The long and painful night connecting July 15 to July 16 witnessed a series of extraordinary events that rattled Turkey’s democracy through an unorthodox military coup perpetrated by military officers associated with a terrorist organization secretly formed by messianic and secretive cleric Fethullah Gülen. Gülen has been operating across Turkey and the world for over five decades so as to lay down the foundations of a secretive power bloc, which has included education institutions, banks, hospitals, business conglomerates operating in a wide variety of sectors, business associations, trade unions, etc., with substantial international links.
It emerged that the Gülenist soldiers and civilians involved in the coup attempt were carrying 1 dollar banknotes, allegedly blessed by Gülen himself, as a coded means of communication. The coup was also unorthodox from the perspective of organized violence against the close entourage of the president, the Chief of Staff and major commanders of the army, crucial state institutions and the civilian population. Unprecedented events, including the bombing of the Turkish National Assembly, the headquarters of the Intelligence Agency and Special Police Forces by F16s dropping laser-guided bombs, the assassination attempt targeting the president, and the use of high-tech attack helicopters, heavy artillery and tanks against civilians differentiated this coup from its predecessors.
The wide scope and inclusiveness of the democratic reaction to the coup was also unique in Turkish political history, as civilians in both urban and rural centers, municipal workers and NGOs resisted the initiative that planned to pull Turkey into the status of a third-world country. Frankly speaking, Turkey’s experimentation with democratic rule was interrupted on numerous occasions in 1960, 1971, 1980 and 1997, and the idea of “military-led modernization from above” has deep ideological roots that go back at least a century, reaching the Young Turks and early Kemalists.
Despite intensive dialogue and integration attempts with NATO, the European Union and Western institutions for over half a century, the shadow of a potential military takeover has never disappeared from the horizons of the world’s 18th largest economy. But, in previous military interventions, particularly those in 1960 and 1980, the country was struggling with acute socio-economic crises and there was a need for strategic change in development policy, which were used as precepts by the generals to justify the coups. Looking at the 15 July Gülenist coup attempt, it is very clear that there was no socio-economic basis for the coup as the Turkish economy was displaying a respectable growth performance in a global environment that has been demonstrating sluggish growth. There was also no strong social support for the attempted coup.
The Gülenist coup attempt was thwarted thanks to the strong leadership of President Erdoğan, the powerful reaction of the Police Special Forces and the noble sacrifices of civilians at a cost of around 250 martyrs and 2,000 wounded. Despite the huge humanitarian and psychological impact of the attempted coup, the potential impact on the economic structure constituted one of the most important crunch points. Turkey was caught by this heinous coup attempt while the economy was gaining steam, normalization attempts with Russia, Israel and Egypt in foreign policy were advancing with potentially significant economic contributions and strong growth prospects were expected for 2017.

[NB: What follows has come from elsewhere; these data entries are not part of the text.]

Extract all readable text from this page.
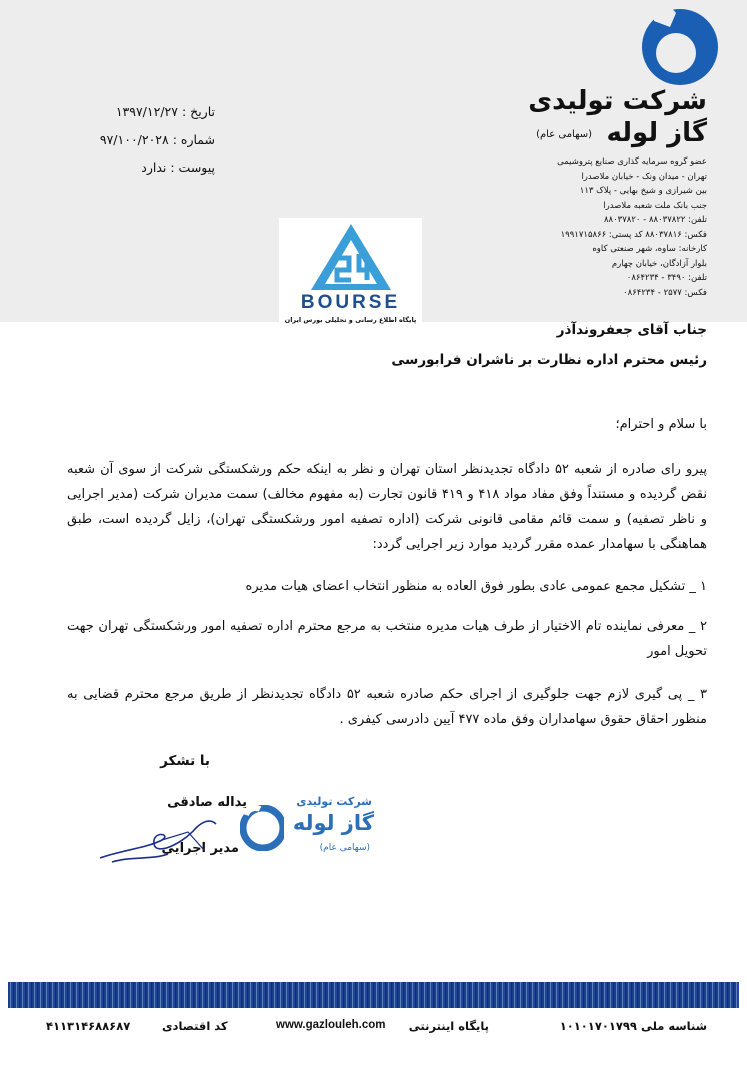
شرکت تولیدی
گاز لوله
(سهامی عام)
عضو گروه سرمایه گذاری صنایع پتروشیمی
تهران - میدان ونک - خیابان ملاصدرا
بین شیرازی و شیخ بهایی - پلاک ۱۱۳
جنب بانک ملت شعبه ملاصدرا
تلفن: ۸۸۰۳۷۸۲۲ - ۸۸۰۳۷۸۲۰
فکس: ۸۸۰۳۷۸۱۶ کد پستی: ۱۹۹۱۷۱۵۸۶۶
کارخانه: ساوه، شهر صنعتی کاوه
بلوار آزادگان، خیابان چهارم
تلفن: ۳۴۹۰ - ۰۸۶۴۲۳۴
فکس: ۲۵۷۷ - ۰۸۶۴۲۳۴
تاریخ : ۱۳۹۷/۱۲/۲۷
شماره : ۹۷/۱۰۰/۲۰۲۸
پیوست : ندارد
BOURSE
پایگاه اطلاع رسانی و تحلیلی بورس ایران
جناب آقای جعفروندآذر
رئیس محترم اداره نظارت بر ناشران فرابورسی
با سلام و احترام؛
پیرو رای صادره از شعبه ۵۲ دادگاه تجدیدنظر استان تهران و نظر به اینکه حکم ورشکستگی شرکت از سوی آن شعبه نقض گردیده و مستنداً وفق مفاد مواد ۴۱۸ و ۴۱۹ قانون تجارت (به مفهوم مخالف) سمت مدیران شرکت (مدیر اجرایی و ناظر تصفیه) و سمت قائم مقامی قانونی شرکت (اداره تصفیه امور ورشکستگی تهران)، زایل گردیده است، طبق هماهنگی با سهامدار عمده مقرر گردید موارد زیر اجرایی گردد:
۱ _ تشکیل مجمع عمومی عادی بطور فوق العاده به منظور انتخاب اعضای هیات مدیره
۲ _ معرفی نماینده تام الاختیار از طرف هیات مدیره منتخب به مرجع محترم اداره تصفیه امور ورشکستگی تهران جهت تحویل امور
۳ _ پی گیری لازم جهت جلوگیری از اجرای حکم صادره شعبه ۵۲ دادگاه تجدیدنظر از طریق مرجع محترم قضایی به منظور احقاق حقوق سهامداران وفق ماده ۴۷۷ آیین دادرسی کیفری .
با تشکر
یداله صادقی
مدیر اجرایی
شرکت تولیدی
گاز لوله
(سهامی عام)
شناسه ملی ۱۰۱۰۱۷۰۱۷۹۹
پایگاه اینترنتی
www.gazlouleh.com
کد اقتصادی
۴۱۱۳۱۴۶۸۸۶۸۷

Despite initial hesitation in the international markets, strong macroeconomic fundamentals and effective crisis management by the Central Bank and economic bureaucracy helped to keep the reflections on banking and financial sectors at a minimum. Despite a temporary hike in exchange rates, the stock exchange did not experience a collapse in the value of traded stocks, and there was no speculative attack or exodus of international investors. Perceived investment risks associated with Turkey in the eyes of international investors did not jump either. The rise in the CDS figures during the coup attempt that reflect the risk perceptions of the country for investors was roughly equal to the rise observed when previous Prime Minister Davutoğlu declared his resignation.
Every coup attempt creates multifaceted social, political and economic costs and, objectively speaking, the 15 July Gülenist coup attempt will not be seen as an exception. Since a state of emergency has been declared to normalize the security situation, short-term international investors might be a little jittery in the short term. But in the medium and long term, structural reforms and incentive packages that were announced to boost domestic and international investments before the coup will continue unabated. Notwithstanding the premature and politically motivated decisions by some international credit rating agencies, those investors who place their faith in Turkey with a long-term vision are bound to win as the economy has ample potential for growth.
The post-coup environment will witness a process of purification whereby Gülenist elements embedded in the state bureaucracy, academia, business circles and the media will face legal investigations and prosecutions. This purification process is bound to exclude harmful elements from the state establishment and the private sector, thereby contributing to Turkey’s socio-economic dynamism in the coming years.